You don’t have to dwell or spiral. The goal isn’t to stay in sadness or anger but to let it flow through you, rather than get trapped inside. Once an emotion has been acknowledged and validated, you can begin to choose supportive next steps:
taking a few deep breaths,
grounding yourself in the present moment,
writing your thoughts in a journal,
moving your body,
reaching out to someone you trust,
or doing something soothing that brings comfort or perspective.
These small actions don’t dismiss the emotion; they help you tend to it.
Regulation, not repression
Healthy emotional regulation isn’t about control — it’s about connection. It means being able to hold space for your inner experiences and respond in ways that align with your values, not your momentary impulses.
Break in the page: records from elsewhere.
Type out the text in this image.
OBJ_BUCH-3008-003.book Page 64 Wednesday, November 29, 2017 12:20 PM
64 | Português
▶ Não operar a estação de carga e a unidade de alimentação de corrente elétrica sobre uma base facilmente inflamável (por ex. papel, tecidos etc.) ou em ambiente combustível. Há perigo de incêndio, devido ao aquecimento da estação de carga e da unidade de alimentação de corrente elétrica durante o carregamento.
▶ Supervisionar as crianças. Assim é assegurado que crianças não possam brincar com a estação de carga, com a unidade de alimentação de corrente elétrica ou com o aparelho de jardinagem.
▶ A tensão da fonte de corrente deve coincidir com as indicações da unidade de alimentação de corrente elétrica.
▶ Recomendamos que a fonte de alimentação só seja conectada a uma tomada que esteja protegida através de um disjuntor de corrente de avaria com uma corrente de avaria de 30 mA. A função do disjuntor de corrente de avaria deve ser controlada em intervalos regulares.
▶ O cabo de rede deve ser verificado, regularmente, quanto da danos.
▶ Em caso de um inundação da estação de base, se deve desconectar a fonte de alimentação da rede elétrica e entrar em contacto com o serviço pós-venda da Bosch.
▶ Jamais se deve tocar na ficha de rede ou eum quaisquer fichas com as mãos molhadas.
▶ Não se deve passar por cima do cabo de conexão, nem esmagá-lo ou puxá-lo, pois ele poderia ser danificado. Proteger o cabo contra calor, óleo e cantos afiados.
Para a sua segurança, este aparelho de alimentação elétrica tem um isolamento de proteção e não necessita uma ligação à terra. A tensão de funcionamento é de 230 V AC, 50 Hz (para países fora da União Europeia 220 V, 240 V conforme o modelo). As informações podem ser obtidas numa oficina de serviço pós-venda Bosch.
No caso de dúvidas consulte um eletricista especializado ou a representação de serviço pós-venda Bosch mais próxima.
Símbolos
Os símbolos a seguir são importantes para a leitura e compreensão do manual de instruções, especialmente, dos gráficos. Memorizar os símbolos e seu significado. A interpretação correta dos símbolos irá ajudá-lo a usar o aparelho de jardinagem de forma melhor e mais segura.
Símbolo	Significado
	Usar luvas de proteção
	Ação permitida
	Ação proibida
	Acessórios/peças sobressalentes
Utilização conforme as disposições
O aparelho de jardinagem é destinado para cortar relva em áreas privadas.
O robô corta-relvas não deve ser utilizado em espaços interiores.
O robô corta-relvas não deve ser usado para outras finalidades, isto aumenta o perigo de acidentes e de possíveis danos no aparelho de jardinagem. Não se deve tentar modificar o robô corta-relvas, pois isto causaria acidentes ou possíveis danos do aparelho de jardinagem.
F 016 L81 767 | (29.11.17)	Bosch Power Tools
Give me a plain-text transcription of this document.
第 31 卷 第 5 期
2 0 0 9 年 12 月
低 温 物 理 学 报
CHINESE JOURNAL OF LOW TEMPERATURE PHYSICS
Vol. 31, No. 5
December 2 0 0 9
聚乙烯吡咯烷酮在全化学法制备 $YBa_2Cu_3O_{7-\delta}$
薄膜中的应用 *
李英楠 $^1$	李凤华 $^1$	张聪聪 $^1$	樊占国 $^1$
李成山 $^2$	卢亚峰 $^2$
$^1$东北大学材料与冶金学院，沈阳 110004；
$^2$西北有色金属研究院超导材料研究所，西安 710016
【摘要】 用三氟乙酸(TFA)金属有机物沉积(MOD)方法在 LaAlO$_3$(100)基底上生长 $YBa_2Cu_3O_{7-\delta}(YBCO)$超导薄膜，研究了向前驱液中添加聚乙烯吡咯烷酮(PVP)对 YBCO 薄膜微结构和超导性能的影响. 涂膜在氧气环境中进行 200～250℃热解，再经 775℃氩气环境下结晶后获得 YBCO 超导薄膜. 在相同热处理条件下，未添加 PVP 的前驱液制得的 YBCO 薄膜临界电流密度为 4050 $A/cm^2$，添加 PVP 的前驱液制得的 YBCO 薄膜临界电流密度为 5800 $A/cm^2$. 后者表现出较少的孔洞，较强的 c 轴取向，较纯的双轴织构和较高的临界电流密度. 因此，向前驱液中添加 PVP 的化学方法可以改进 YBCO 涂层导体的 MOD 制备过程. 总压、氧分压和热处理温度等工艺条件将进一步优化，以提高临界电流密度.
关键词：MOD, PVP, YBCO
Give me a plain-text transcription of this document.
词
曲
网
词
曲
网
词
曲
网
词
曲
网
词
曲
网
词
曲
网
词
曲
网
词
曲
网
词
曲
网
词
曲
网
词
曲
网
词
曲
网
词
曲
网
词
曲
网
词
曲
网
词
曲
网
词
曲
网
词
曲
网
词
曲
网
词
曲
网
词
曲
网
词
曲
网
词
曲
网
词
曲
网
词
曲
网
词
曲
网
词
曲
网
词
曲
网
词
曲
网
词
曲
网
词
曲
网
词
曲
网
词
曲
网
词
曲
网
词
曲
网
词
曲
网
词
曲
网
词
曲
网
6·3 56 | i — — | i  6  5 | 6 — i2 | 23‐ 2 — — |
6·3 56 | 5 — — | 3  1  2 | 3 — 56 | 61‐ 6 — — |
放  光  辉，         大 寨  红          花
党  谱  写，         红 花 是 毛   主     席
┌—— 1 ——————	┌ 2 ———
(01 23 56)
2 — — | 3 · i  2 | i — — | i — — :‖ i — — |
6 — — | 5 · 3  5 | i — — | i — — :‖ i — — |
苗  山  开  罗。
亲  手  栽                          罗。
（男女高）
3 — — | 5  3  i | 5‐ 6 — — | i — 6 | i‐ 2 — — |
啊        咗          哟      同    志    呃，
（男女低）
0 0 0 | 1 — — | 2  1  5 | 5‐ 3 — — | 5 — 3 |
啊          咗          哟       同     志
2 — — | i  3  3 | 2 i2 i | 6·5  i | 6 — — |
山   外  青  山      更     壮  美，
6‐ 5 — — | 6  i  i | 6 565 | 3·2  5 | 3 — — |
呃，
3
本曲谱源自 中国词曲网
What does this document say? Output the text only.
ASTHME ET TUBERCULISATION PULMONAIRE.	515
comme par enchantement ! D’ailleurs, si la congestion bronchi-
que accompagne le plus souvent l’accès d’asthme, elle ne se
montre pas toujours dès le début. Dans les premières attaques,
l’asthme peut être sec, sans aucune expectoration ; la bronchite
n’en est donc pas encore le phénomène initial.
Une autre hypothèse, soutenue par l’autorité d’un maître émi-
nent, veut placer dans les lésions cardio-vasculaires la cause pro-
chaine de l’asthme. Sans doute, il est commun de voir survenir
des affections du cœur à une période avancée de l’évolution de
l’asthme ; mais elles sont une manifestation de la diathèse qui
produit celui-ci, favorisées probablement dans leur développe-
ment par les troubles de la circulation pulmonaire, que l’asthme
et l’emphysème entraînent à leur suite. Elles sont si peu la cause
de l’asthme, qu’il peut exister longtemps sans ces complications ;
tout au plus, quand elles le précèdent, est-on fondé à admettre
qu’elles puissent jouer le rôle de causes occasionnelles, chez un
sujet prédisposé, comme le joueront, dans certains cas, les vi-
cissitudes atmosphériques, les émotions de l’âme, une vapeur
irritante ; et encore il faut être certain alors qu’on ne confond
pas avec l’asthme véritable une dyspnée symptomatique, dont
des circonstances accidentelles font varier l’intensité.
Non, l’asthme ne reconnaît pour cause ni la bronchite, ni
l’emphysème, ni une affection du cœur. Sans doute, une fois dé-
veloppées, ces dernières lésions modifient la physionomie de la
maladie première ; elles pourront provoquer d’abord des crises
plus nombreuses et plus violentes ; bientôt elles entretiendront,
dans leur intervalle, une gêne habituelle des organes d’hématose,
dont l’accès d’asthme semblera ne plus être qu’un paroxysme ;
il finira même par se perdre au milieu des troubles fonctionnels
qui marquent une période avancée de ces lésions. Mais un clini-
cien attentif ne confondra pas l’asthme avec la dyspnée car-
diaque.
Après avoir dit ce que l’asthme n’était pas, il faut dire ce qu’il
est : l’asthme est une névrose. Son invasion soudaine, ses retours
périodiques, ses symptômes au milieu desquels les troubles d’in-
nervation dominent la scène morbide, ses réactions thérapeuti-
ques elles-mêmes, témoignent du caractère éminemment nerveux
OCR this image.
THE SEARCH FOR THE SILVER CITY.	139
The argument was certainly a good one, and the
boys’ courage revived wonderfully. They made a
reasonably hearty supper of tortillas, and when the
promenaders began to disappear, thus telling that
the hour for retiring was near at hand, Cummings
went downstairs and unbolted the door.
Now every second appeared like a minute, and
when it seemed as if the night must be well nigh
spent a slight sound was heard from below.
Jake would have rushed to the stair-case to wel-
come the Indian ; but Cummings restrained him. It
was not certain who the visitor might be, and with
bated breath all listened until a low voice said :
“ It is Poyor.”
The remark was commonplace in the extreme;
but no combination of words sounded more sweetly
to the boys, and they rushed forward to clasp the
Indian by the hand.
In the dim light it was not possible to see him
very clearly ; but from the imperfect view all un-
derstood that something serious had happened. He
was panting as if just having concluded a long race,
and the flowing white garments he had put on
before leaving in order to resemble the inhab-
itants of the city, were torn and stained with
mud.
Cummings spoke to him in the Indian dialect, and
Over time, this builds emotional resilience: the ability to face life’s ups and downs without feeling swept away. You learn that no feeling is final, and that emotions — even the difficult ones — can pass like waves once they’ve been met with curiosity and care.
A gentler way forward
Learning to feel your feelings takes practice, especially if you grew up in an environment where emotions were dismissed or judged. You might find it uncomfortable at first to sit with sadness, fear, or anger. That’s okay — it’s a sign you’re doing something new.
Therapy can be a helpful space to explore this process. Together, we can look at the stories behind certain emotions, notice what triggers them, and develop tools for responding with more understanding and balance.
Emotional regulation isn’t about becoming unshakable or endlessly positive. It’s about learning to meet yourself — whatever you’re feeling — with honesty and kindness. When you can do that, your emotions become less overwhelming and more meaningful. They become part of your guidebook for living a fuller, more connected life.